Beijing denies plan to build military base in Afghanistan

BEIJING/KABUL: China’s Defence Ministry on Thursday denied that it was planning to build a military base in Afghanistan, branding such reports “groundless”.
Russian news agency Ferghana News, which focuses on Central Asia, has reported that China will build the base in northern Afghanistan.
The report was picked up last week by US magazine The Diplomat and then in Chinese state media.
Speaking at a regular news briefing, ministry spokesman Wu Qian said that the two countries had normal security cooperation and that China like other countries was supporting Afghanistan in defence and counter-terrorism.
“The so-called issue that China is building a military base in Afghanistan is groundless,” Wu said.
The ministry has also previously dismissed reports that Chinese military vehicles were patrolling inside Afghanistan.
China has long been concerned that instability in Afghanistan could spill over into the violence-prone Xinjiang region in China’s far west, home to Uighur people, where hundreds of people have died in recent years in unrest blamed by China on IS.
China has also worked with Pakistan and the United States to broker peace talks to end Afghanistan’s Taleban insurgency that has raged since the militants were ousted by US-backed forces in 2001.
China opened its first overseas military base, in the Horn of Africa country Djibouti, last year.
China has previously denied having plans for other overseas bases, but the United States expects China to build more, with Pakistan a likely location.

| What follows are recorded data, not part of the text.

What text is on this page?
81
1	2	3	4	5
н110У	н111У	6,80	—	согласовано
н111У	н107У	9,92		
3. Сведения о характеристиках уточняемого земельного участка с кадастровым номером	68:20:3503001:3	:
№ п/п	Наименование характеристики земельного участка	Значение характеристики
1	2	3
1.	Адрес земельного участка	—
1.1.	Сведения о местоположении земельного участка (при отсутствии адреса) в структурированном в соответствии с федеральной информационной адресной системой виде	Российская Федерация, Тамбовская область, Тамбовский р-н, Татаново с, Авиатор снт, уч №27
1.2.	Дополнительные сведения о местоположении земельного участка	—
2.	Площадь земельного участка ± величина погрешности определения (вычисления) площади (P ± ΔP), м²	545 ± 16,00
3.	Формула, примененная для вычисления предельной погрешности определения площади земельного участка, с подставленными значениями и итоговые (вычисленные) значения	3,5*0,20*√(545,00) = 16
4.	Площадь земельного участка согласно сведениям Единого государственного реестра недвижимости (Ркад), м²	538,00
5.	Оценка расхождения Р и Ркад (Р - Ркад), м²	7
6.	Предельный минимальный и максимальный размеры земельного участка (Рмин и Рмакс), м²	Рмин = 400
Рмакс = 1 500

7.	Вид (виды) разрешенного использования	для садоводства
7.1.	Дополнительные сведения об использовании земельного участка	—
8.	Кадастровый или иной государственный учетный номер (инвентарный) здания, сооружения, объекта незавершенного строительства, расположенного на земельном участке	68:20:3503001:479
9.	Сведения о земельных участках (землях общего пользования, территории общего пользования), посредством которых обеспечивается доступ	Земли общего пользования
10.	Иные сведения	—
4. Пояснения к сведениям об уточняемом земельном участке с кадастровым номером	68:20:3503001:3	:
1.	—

Gov quits as security worsens
The governor of the western Afghan province of Farah resigned on Thursday after months of mounting insecurity that have fuelled protests by residents fearful that the Taleban could threaten the provincial capital.
Mohammad Aref Shah Jahan blamed political interference and corruption among security forces in the province, on the frontier with Iran in the far west of the country.
“I have resigned from my post because of the worsening security situation in Farah,” he told reporters, adding that there had been “interference in my responsibilities from various individuals”.
Although Afghan and US military commanders have expressed growing optimism about battlefield successes
against the Taleban, backed by increased American air strikes, the problems in Farah show how unstable security remains in many areas.
Farah, one of the poorest provinces in Afghanistan, has seen months of fighting and accusations of collusion between some units in the police and the Taleban, fuelled by cross-border smuggling and drug trafficking.
Jahan’s resignation underscored how President Ashraf Ghani’s government, currently engaged in an unrelated standoff with the powerful governor of Balkh province in the north, has struggled to maintain control in many areas outside the capital Kabul.